Fot. www.instagram.com/vintagehell69/
Screen z eBaya
Kolekcja Nergala liczy tysiąc koszulek
Nergal najpierw opowiedział mi o swojej pasji, którą okazało się kolekcjonowanie ubrań z grafikami metalowych zespołów. – W sumie moja szafa liczy około tysiąca koszulek, które zbierałem przez lata – mówi. Jest kolekcjonerem, ale część koszulek sprzedaje dalej, bo trafił np. na inną w lepszej kondycji lub w lepszym rozmiarze.– Autentyczność koszulek vintage'owych jest rzeczą względną. Bootlegi, czyli inaczej mówiąc "piraty", są immanentną częścią tego świata. Nieraz ich niedoskonałości lub defekty są uznawane za plus. Sam jestem ich wielkim fanem i mam ich w swojej kolekcji całkiem sporo. Cały ich urok polega na tym, że są stare lub znoszone, ale wciąż mają swoją wartość, która z czasem będzie rosła – zapewnia.
Pochwalił się też swoim niedawnym znaleziskiem. – Kupiłem bluzę Bathory'ego ze słynnym kozłem - oryginał z 1988 roku.

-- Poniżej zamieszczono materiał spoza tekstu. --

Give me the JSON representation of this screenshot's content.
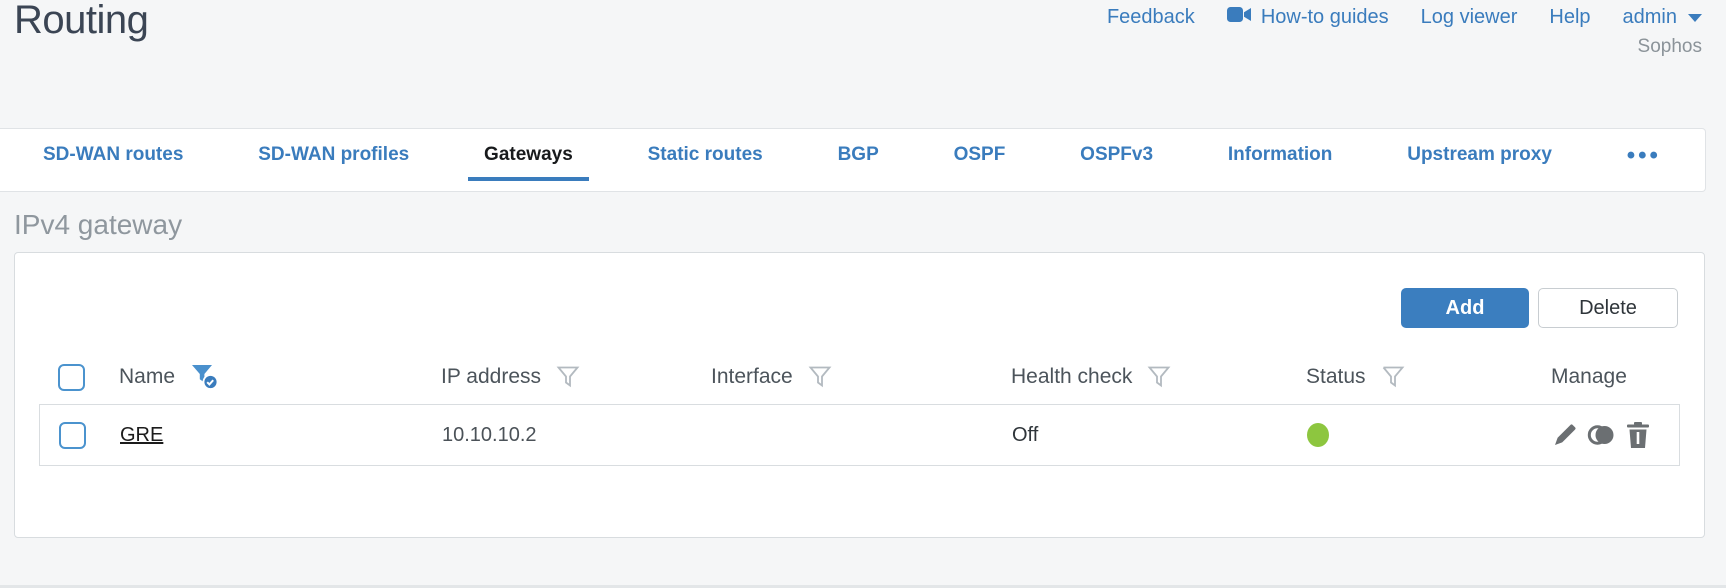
{
  "page": {
    "title": "Routing",
    "brand": "Sophos"
  },
  "topnav": {
    "feedback": "Feedback",
    "howto_guides": "How-to guides",
    "log_viewer": "Log viewer",
    "help": "Help",
    "user": "admin"
  },
  "tabs": {
    "items": [
      {
        "label": "SD-WAN routes",
        "active": false
      },
      {
        "label": "SD-WAN profiles",
        "active": false
      },
      {
        "label": "Gateways",
        "active": true
      },
      {
        "label": "Static routes",
        "active": false
      },
      {
        "label": "BGP",
        "active": false
      },
      {
        "label": "OSPF",
        "active": false
      },
      {
        "label": "OSPFv3",
        "active": false
      },
      {
        "label": "Information",
        "active": false
      },
      {
        "label": "Upstream proxy",
        "active": false
      }
    ],
    "overflow": "•••"
  },
  "section": {
    "heading": "IPv4 gateway"
  },
  "toolbar": {
    "add": "Add",
    "delete": "Delete"
  },
  "table": {
    "columns": [
      {
        "label": "Name",
        "filter": "active"
      },
      {
        "label": "IP address",
        "filter": "default"
      },
      {
        "label": "Interface",
        "filter": "default"
      },
      {
        "label": "Health check",
        "filter": "default"
      },
      {
        "label": "Status",
        "filter": "default"
      },
      {
        "label": "Manage",
        "filter": "none"
      }
    ],
    "rows": [
      {
        "name": "GRE",
        "ip_address": "10.10.10.2",
        "interface": "",
        "health_check": "Off",
        "status": "up",
        "status_color": "#8dc63f",
        "manage": [
          "edit",
          "clone",
          "delete"
        ]
      }
    ]
  },
  "colors": {
    "accent_blue": "#3a7cbd",
    "button_blue": "#3b7ebf",
    "status_green": "#8dc63f",
    "heading_gray": "#8f979e"
  }
}
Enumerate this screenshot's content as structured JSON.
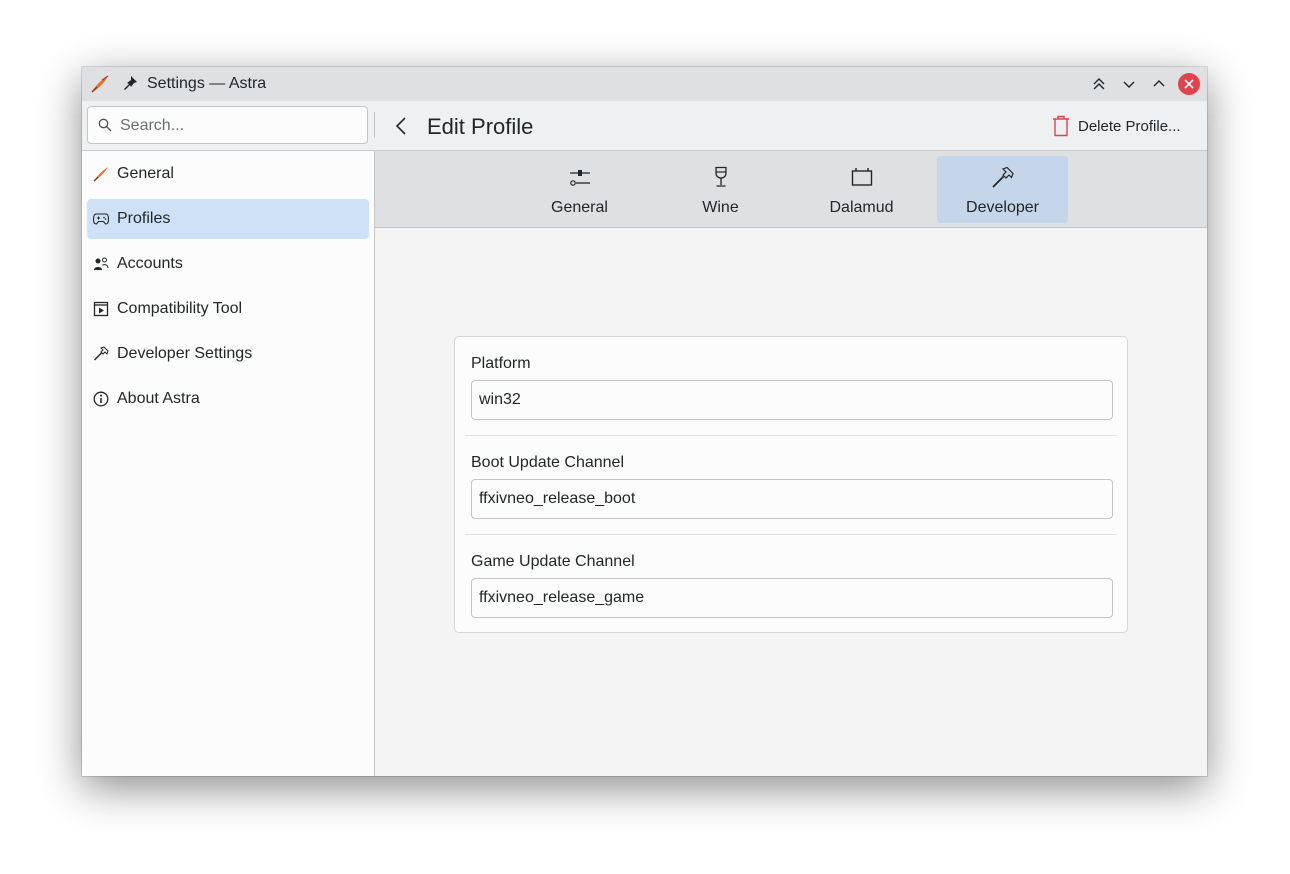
{
  "window": {
    "title": "Settings — Astra"
  },
  "search": {
    "placeholder": "Search..."
  },
  "header": {
    "title": "Edit Profile",
    "delete_label": "Delete Profile..."
  },
  "sidebar": {
    "items": [
      {
        "label": "General",
        "icon": "astra-quill-icon",
        "selected": false
      },
      {
        "label": "Profiles",
        "icon": "gamepad-icon",
        "selected": true
      },
      {
        "label": "Accounts",
        "icon": "users-icon",
        "selected": false
      },
      {
        "label": "Compatibility Tool",
        "icon": "play-box-icon",
        "selected": false
      },
      {
        "label": "Developer Settings",
        "icon": "hammer-icon",
        "selected": false
      },
      {
        "label": "About Astra",
        "icon": "info-icon",
        "selected": false
      }
    ]
  },
  "tabs": [
    {
      "label": "General",
      "icon": "sliders-icon",
      "selected": false
    },
    {
      "label": "Wine",
      "icon": "wine-glass-icon",
      "selected": false
    },
    {
      "label": "Dalamud",
      "icon": "window-icon",
      "selected": false
    },
    {
      "label": "Developer",
      "icon": "hammer-icon",
      "selected": true
    }
  ],
  "form": {
    "fields": [
      {
        "label": "Platform",
        "value": "win32"
      },
      {
        "label": "Boot Update Channel",
        "value": "ffxivneo_release_boot"
      },
      {
        "label": "Game Update Channel",
        "value": "ffxivneo_release_game"
      }
    ]
  },
  "colors": {
    "selection": "#cfe1f6",
    "tab_selection": "#c5d5ea",
    "close_button": "#e0434a",
    "delete_icon": "#da4453"
  }
}
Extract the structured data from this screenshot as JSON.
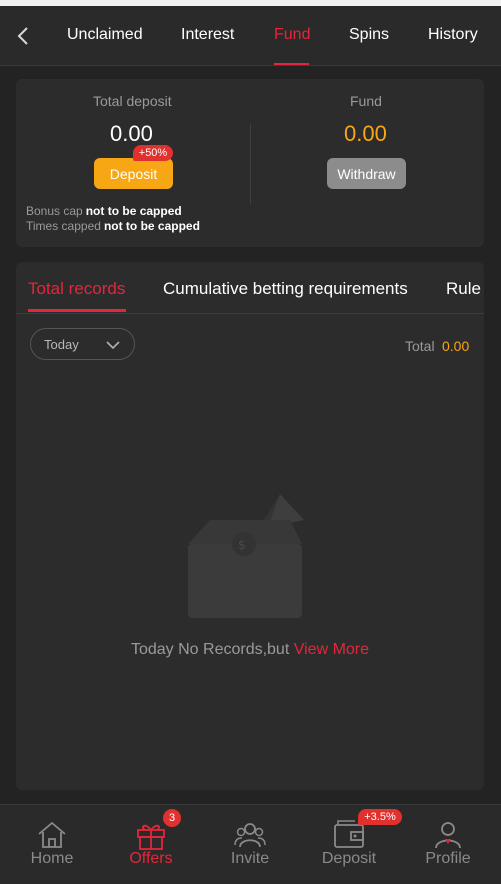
{
  "header": {
    "tabs": [
      {
        "label": "Unclaimed"
      },
      {
        "label": "Interest"
      },
      {
        "label": "Fund"
      },
      {
        "label": "Spins"
      },
      {
        "label": "History"
      }
    ],
    "active_tab": "Fund"
  },
  "summary": {
    "total_deposit_label": "Total deposit",
    "total_deposit_value": "0.00",
    "deposit_button": "Deposit",
    "deposit_badge": "+50%",
    "fund_label": "Fund",
    "fund_value": "0.00",
    "withdraw_button": "Withdraw",
    "bonus_cap_label": "Bonus cap",
    "bonus_cap_value": "not to be capped",
    "times_capped_label": "Times capped",
    "times_capped_value": "not to be capped"
  },
  "records": {
    "tabs": [
      {
        "label": "Total records"
      },
      {
        "label": "Cumulative betting requirements"
      },
      {
        "label": "Rule"
      }
    ],
    "date_filter": "Today",
    "total_label": "Total",
    "total_value": "0.00",
    "empty_text": "Today No Records,but",
    "view_more": "View More"
  },
  "bottom_nav": {
    "items": [
      {
        "label": "Home",
        "icon": "home-icon"
      },
      {
        "label": "Offers",
        "icon": "gift-icon",
        "badge": "3"
      },
      {
        "label": "Invite",
        "icon": "people-icon"
      },
      {
        "label": "Deposit",
        "icon": "wallet-icon",
        "badge": "+3.5%"
      },
      {
        "label": "Profile",
        "icon": "person-icon"
      }
    ],
    "active": "Offers"
  },
  "colors": {
    "accent": "#e5263a",
    "gold": "#f7a713",
    "background": "#232323",
    "card": "#2c2c2c"
  }
}
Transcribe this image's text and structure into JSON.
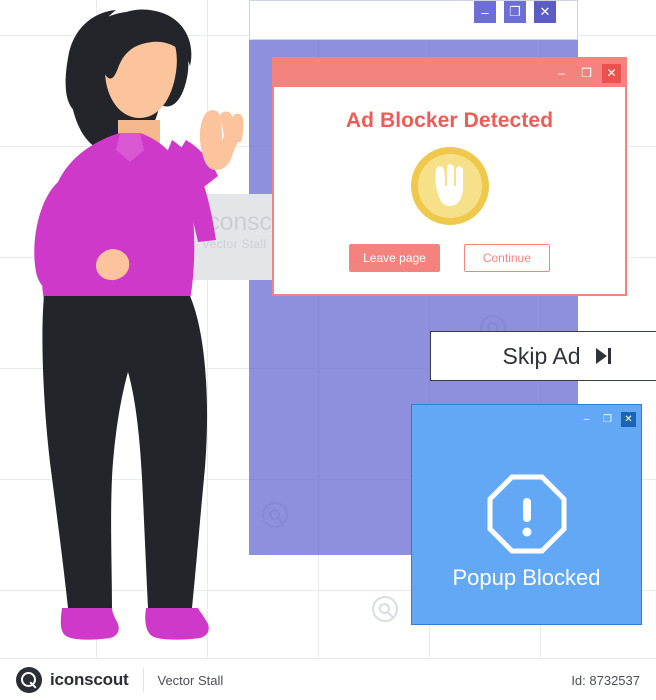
{
  "illustration": {
    "title": "Ad Blocker Detected illustration",
    "watermark": {
      "brand": "iconscout",
      "sub": "Vector Stall"
    }
  },
  "background_window": {
    "controls": [
      "minimize",
      "maximize",
      "close"
    ],
    "minimize_glyph": "–",
    "maximize_glyph": "❐",
    "close_glyph": "✕"
  },
  "ad_modal": {
    "title": "Ad Blocker Detected",
    "icon": "raised-hand-icon",
    "controls": {
      "minimize_glyph": "–",
      "maximize_glyph": "❐",
      "close_glyph": "✕"
    },
    "buttons": {
      "leave": "Leave page",
      "continue": "Continue"
    }
  },
  "skip_ad": {
    "label": "Skip Ad",
    "icon": "skip-forward-icon"
  },
  "popup_window": {
    "title": "Popup Blocked",
    "icon": "warning-octagon-icon",
    "controls": {
      "minimize_glyph": "–",
      "maximize_glyph": "❐",
      "close_glyph": "✕"
    }
  },
  "footer": {
    "brand": "iconscout",
    "vendor": "Vector Stall",
    "id_label": "Id: 8732537"
  },
  "colors": {
    "accent_red": "#f4837f",
    "accent_blue": "#62a8f4",
    "purple_window": "#6e6fd4",
    "shirt_magenta": "#cf39c9",
    "pants_dark": "#23252b",
    "skin": "#f9c39b",
    "hair": "#23252b",
    "hand_circle": "#f6e089",
    "hand_circle_border": "#efc94b"
  }
}
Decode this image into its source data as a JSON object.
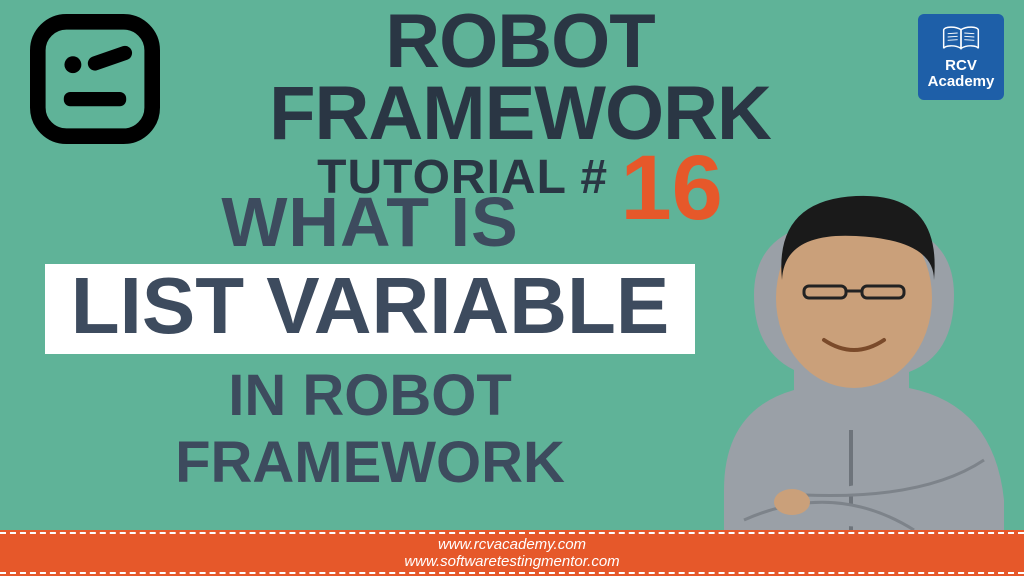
{
  "header": {
    "title_line1": "ROBOT FRAMEWORK",
    "title_line2": "TUTORIAL #",
    "tutorial_number": "16"
  },
  "badge": {
    "line1": "RCV",
    "line2": "Academy"
  },
  "subtitle": {
    "line1": "WHAT IS",
    "highlight": "LIST VARIABLE",
    "line3": "IN ROBOT FRAMEWORK"
  },
  "footer": {
    "url1": "www.rcvacademy.com",
    "url2": "www.softwaretestingmentor.com"
  },
  "colors": {
    "bg": "#5fb398",
    "accent": "#e6582a",
    "dark": "#2a3644",
    "badge": "#1e5fa8"
  }
}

Zapłaciłem za niego 500 dolarów. Za tego samego "kozła", ale w kolorze żółtym, który niemal na pewno jest bootlegiem, zapłaciłem 500, ale funtów. Dlaczego? Bardzo mi na tym zależało, bo to rarytas sprzed 40 lat, jest świetnie wykonana i nie obchodzi mnie, czy to autentyk – mówi.
Nergal wyjaśnia, dlaczego sprzedaje bootlegi za 100 euro
Lider Behemotha odniósł się też do zarzutów internautów dotyczących sprzedaży podróbek oraz ich wysokich cen.– Nie jestem jednak ekspertem, lecz pasjonatem, zajawkowiczem, który wciąż się uczy. Zdarzają się więc sytuacje, w których mogę błędnie ocenić autentyczność koszulki lub sam zostałem oszukany przy kupnie lub wymianie. Myślę, że dzieje się tak w dwóch, trzech procentach przypadków. Reszta to t-shirty oficjalne. Jeśli oczywiście zdarza mi się popełnić pomyłkę, to informuję o tym i się przed tym nie bronię. Staram się być zawsze transparentny – zapewnia.
Nergal przytoczył przykład koszulki Kreatora promującej płytę "Coma of souls". – Byłem przekonany, że to oryginał. Jeden z internautów wytknął mi, że to bootleg. Odezwałem się więc do lidera zespołu, który jest też moim kolegą. Millie popatrzył na zdjęcie i powiedział, że "wydaje mi się, że to oryginał. Często robimy reprinty klasyków, więc może pochodzić z okolic roku 2000". Tak więc nawet sami muzycy często nie są pewni, z czym mają do czynienia – wyjaśnia.